The next part of the recipe caught me a little off-guard….”um, an electric mixer?”…oops…should have read the ENTIRE recipe before embarking as I did not have an electric mixer. I mixed the wet ingredients by hand. This took a long time. I recommend you use a mixer but if you do not have one, a little elbow grease goes a long way. It was actually nice to make the entire thing by hand…felt like I could put more love into it and made me think fondly of my ancestors making cakes before mixers were even invented. First, I mixed the butter with the brown sugar... 

Then, added the eggs (one at a time), sour cream, and pumpkin... 
Like with most cakes, the recipe then called for mixing the dry ingredients into the wet ingredients. This is my favourite part…seeing it all come together…
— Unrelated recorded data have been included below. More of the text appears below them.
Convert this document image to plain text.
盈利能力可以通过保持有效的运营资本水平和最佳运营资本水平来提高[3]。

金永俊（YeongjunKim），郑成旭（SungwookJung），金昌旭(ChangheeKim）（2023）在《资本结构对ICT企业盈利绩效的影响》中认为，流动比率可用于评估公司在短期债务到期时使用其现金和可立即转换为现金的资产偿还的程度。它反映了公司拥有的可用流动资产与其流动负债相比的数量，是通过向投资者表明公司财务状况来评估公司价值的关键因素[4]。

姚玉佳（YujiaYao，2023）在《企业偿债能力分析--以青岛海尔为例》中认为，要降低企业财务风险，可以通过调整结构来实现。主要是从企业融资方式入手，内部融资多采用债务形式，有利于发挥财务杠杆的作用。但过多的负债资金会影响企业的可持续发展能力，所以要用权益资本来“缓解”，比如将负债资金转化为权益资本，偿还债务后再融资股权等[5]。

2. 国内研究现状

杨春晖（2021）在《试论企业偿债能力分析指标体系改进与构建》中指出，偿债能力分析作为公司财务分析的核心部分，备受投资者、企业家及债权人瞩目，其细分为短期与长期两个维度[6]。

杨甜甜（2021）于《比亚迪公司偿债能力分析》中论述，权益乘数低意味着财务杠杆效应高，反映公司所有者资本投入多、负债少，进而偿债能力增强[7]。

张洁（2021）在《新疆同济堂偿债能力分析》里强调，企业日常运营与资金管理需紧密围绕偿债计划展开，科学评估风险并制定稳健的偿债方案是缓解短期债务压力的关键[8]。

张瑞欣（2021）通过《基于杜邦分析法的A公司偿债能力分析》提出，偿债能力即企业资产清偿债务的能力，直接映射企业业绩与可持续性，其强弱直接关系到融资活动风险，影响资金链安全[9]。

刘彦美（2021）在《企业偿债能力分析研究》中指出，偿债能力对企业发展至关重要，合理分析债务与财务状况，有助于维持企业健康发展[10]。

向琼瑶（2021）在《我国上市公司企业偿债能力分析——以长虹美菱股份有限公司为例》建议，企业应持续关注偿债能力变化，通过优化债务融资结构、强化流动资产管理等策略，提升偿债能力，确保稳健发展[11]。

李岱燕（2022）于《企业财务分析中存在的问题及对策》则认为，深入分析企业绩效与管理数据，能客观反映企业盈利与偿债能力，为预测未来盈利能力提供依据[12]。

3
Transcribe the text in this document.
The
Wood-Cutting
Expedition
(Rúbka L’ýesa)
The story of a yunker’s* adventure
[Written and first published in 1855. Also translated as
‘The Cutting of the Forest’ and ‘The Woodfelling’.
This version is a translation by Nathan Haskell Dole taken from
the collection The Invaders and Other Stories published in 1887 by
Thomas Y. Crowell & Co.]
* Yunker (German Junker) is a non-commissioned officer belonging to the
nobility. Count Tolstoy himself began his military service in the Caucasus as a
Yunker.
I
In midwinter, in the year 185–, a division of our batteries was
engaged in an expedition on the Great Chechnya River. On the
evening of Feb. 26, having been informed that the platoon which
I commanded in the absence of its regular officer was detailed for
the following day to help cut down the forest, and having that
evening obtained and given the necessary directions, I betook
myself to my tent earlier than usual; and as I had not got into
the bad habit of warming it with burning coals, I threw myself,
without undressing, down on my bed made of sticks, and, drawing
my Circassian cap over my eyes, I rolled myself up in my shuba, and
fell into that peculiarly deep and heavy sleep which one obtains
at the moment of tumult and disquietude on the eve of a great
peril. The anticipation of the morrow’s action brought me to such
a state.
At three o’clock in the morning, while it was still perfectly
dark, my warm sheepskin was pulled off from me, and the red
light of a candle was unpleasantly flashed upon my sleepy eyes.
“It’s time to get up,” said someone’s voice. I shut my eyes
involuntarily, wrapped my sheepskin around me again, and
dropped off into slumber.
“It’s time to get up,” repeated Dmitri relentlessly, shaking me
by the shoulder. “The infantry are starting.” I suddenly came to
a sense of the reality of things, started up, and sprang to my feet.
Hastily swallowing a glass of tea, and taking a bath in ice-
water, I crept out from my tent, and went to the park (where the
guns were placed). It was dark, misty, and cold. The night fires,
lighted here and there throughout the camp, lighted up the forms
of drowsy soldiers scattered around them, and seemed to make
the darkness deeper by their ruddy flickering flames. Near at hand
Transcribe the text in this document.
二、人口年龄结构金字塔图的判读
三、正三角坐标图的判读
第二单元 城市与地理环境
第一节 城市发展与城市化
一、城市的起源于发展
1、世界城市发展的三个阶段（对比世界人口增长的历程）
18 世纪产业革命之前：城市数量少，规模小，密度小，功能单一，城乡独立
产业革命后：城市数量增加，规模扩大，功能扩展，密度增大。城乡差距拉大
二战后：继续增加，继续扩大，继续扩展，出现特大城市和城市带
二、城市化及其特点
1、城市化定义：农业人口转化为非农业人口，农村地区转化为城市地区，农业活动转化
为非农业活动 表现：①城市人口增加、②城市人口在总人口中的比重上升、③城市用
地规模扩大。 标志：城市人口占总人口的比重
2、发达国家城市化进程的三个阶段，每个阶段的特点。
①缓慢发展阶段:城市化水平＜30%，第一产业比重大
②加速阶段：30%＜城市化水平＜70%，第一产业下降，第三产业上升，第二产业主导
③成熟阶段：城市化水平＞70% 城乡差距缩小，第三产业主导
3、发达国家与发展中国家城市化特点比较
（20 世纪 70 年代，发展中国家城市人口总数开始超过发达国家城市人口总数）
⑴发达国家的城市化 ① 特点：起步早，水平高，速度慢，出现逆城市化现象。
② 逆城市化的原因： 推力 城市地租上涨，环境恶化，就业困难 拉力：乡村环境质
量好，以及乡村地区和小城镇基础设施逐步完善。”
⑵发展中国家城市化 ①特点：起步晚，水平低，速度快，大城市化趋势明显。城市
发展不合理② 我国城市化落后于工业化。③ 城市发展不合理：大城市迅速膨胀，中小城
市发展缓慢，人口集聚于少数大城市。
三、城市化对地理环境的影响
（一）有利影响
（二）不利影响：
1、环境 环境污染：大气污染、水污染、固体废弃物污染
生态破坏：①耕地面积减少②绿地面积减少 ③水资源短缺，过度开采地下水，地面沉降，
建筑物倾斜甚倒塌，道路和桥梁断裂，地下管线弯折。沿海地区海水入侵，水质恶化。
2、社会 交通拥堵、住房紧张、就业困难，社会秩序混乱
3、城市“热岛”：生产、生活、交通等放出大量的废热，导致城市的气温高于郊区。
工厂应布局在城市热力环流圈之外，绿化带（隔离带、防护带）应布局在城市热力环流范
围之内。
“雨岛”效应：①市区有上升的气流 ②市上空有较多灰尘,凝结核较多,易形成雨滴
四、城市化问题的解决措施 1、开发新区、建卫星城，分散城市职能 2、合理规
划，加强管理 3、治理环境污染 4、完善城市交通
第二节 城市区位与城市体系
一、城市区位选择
The recipe calls for a cake pan but I wanted a loaf instead. You can use the left over batter for muffins if you wish (that's what I did). The batter for this cake is thick and a bit hard to spread in the pan. I found it helpful to dip my fingers in flour and use them to pat the batter into the bottom of the pan.
I then layered the batter and the streusel until the pan was about three quarters full and then put the cake in the oven.
 

When the cake was in the oven, I thought, “well, that wasn’t too difficult”. As you will soon realize, this was a premature thought. I went to check on the cake and found that it was OVERFLOWING onto the bottom of my oven! I may or may not have started swearing again…
It was not a huge amount so I thought I would just leave it (I think I was actually in denial because, in hindsight, this sounds like a crazy decision)…it turns out, it was a crazy decision. The spilled batter started to smoke (quite a bit) and once my kitchen became a smoky haze, I decided to turn my oven off for fear of fire. “Oh no, this is a cake disaster,” I thought... this too was premature as it was about to get much, much worse. I was worried that the smoke would penetrate my cake, my cake with so much love and care baked in, so I decided to remove the cake from the oven until the smoke cleared. I reached in to grab the cake and the foil pan collapsed onto itself and a third of my cake fell onto my open oven door! “No, THIS is a cake disaster.” I took a deep breath, asked my husband for help, and cried a little. I started to take the road I often take by saying some not-so-nice things about myself to myself. I saw my cake splattered all over the oven door and the pan all warped and messy with overflowing batter and then I thought… “So what? I can handle this. I will clean up the batter and bake what is left of the cake…the pan had too much batter in it anyways :).” I did just that.

When the cake was out of the oven, I let it cool as instructed and then topped it with the cream cheese icing.

It’s not the prettiest cake but it’s darn delicious. In fact, it’s really, really delicious.  Super soft, super moist, crunchy pecans, cream cheese frosting…yum! This was truly an adventure in baking. Wouldn’t have been Halloween- festive without a Halloween-nightmare-cake-destroying trick, and a yummy pumpkin treat!